Kreuzberg document extraction pipeline for txtai and other callable-based frameworks
Project description
kreuzberg-txtai
A Kreuzberg-backed document extraction pipeline for txtai and any Python framework built around the __call__ convention.
KreuzbergPipeline replaces txtai's built-in Textractor (Apache Tika-based) with Kreuzberg's Rust-powered extraction stack, turning document paths into a list[dict] with content and metadata fields — surfacing title, MIME type, and page count that Tika flattens away.
Installation
pip install kreuzberg-txtai
For the txtai integration examples below:
pip install "kreuzberg-txtai[txtai]"
Requires Python 3.10+.
Quick Start
from kreuzberg_txtai import KreuzbergPipeline
pipeline = KreuzbergPipeline()
docs = pipeline(["doc1.pdf", "doc2.docx", "doc3.html"])
for doc in docs:
print(doc["metadata"]["source"], "->", len(doc["content"]), "chars")

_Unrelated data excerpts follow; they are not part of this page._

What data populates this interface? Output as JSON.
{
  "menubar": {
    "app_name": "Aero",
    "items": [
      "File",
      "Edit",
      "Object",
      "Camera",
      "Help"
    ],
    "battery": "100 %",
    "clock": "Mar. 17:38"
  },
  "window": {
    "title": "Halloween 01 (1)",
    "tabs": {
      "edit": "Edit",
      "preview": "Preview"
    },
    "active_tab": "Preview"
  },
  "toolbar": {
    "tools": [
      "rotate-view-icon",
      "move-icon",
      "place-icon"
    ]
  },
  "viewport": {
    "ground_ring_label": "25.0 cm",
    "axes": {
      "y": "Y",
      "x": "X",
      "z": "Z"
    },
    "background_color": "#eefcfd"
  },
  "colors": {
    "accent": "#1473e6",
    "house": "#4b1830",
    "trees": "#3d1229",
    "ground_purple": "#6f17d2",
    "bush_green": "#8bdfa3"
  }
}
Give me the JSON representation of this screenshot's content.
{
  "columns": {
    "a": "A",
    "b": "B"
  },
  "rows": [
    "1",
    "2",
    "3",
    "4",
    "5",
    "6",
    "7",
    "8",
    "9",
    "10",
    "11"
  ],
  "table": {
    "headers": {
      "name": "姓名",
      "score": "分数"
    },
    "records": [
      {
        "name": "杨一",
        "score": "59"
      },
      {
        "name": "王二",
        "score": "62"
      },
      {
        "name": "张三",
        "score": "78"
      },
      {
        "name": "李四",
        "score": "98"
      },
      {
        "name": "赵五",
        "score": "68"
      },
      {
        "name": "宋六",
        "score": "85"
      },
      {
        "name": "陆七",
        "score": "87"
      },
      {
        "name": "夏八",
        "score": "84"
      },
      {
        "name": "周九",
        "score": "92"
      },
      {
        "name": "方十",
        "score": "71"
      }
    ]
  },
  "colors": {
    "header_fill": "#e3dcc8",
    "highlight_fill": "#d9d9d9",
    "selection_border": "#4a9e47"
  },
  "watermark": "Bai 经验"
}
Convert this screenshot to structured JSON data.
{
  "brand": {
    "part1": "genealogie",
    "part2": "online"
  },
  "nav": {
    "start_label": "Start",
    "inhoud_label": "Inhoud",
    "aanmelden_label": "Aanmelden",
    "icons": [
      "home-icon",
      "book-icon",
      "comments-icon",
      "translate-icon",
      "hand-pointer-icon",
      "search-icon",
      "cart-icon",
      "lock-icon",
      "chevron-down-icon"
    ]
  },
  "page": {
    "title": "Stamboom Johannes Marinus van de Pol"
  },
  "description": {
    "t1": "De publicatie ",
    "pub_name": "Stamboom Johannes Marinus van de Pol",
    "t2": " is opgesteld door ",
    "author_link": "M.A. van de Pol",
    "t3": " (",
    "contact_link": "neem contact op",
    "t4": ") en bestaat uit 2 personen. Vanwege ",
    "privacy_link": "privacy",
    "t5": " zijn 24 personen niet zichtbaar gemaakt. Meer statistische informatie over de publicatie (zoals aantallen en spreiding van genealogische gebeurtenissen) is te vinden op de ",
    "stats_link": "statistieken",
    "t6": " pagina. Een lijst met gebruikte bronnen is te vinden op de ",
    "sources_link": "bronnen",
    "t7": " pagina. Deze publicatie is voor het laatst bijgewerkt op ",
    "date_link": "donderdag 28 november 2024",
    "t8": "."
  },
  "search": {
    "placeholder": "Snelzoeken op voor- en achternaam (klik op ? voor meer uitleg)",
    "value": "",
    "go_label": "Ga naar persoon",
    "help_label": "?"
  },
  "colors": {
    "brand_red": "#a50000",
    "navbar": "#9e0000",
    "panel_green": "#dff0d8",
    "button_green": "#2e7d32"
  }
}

Each element in docs looks like:
{
"content": "# Sample Document\n\nExtracted text...",
"metadata": {
"source": "doc1.pdf",
"mime_type": "application/pdf",
"title": "Sample Document",
"page_count": 5,
},
}
Features
- 88+ file formats — PDF, DOCX, PPTX, XLSX, images, HTML, Markdown, plain text, and more via Kreuzberg
- Stable dict contract — every extraction returns
content+metadatawith the same four keys, regardless of source format - Rich metadata — source path, MIME type, title, and page count surface directly
- Batch support — pass a single path or a
list[str]; output is alwayslist[dict]in input order - Full Kreuzberg control — pass an
ExtractionConfigto drive output format, OCR backend/language,force_ocr, and every other Kreuzberg knob - Framework-agnostic — txtai is an optional extra, not a hard dependency; the pipeline works in any framework that accepts a callable
- Typed — ships with a
py.typedmarker; full mypy strict compatibility
Usage Examples
RAG ingestion with txtai.Embeddings
The dominant real-world pattern — extract, index, search:
from kreuzberg_txtai import KreuzbergPipeline
from txtai import Embeddings
pipeline = KreuzbergPipeline()
docs = pipeline(["doc1.pdf", "doc2.docx", "doc3.html"])
embeddings = Embeddings({
"path": "sentence-transformers/all-MiniLM-L6-v2",
"content": True,
})
embeddings.index([(i, doc["content"], None) for i, doc in enumerate(docs)])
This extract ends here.